Step 3: Show What You Know
Put your stamp collection together to hang on the wall, a bulletin board, or on a poster. Create a display with caption boxes that tell about the stamps you designed and the stories of the people they feature. As you present your project, read or tell the tall tale story of at least one of the characters you featured on your stamp design.
Additional Layers are extra activities you can do or tangents you can take off on. You will find them in the sidebars of each Layers of Learning unit. They are optional, so just choose what interests you.
“Paul’s clothing was so
large they had to use wagon wheels for buttons. They used a lumber wagon drawn by a team of oxen as a baby carriage. When he outgrew this his parents put him on a raft off the coast of Maine.”

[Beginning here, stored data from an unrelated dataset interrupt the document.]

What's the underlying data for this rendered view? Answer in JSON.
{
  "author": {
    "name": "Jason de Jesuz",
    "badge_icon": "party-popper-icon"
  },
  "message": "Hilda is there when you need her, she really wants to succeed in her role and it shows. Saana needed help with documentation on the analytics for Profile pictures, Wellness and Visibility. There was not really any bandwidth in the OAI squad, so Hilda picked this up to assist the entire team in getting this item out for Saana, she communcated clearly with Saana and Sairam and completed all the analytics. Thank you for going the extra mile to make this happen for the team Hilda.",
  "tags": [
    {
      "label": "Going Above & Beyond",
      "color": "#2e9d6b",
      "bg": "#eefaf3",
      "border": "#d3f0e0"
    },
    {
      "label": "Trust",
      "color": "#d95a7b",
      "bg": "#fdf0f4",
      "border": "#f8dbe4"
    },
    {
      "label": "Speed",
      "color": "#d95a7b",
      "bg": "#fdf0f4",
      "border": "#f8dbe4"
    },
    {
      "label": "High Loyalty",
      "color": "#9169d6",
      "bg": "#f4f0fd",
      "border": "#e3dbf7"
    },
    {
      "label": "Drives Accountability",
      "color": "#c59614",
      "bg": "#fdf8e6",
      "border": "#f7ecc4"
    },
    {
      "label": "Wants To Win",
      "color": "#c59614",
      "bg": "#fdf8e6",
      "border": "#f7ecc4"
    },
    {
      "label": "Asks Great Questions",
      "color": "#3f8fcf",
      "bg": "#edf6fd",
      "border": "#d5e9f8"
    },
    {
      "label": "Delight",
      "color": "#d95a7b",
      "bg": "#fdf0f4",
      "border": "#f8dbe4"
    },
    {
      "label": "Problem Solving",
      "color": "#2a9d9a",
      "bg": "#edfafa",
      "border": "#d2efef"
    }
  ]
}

Take this quote and turn it on its head. Rewrite it for a teeny tiny person instead of giant Paul Bunyan.
Have a discussion comparing tall tales with literature from other cultures, times, or places. Describe some similarities and differences between these and tall tales. You might consider including fairy tales, fables, Greek myths, and science fiction stories.
Samuel Clemens, aka Mark Twain, was a master of the literary tall tale. He could weave a story with the best of them and seemed to make even the most ordinary situations seem extraordinary. Better yet, he made them extraordinarily funny.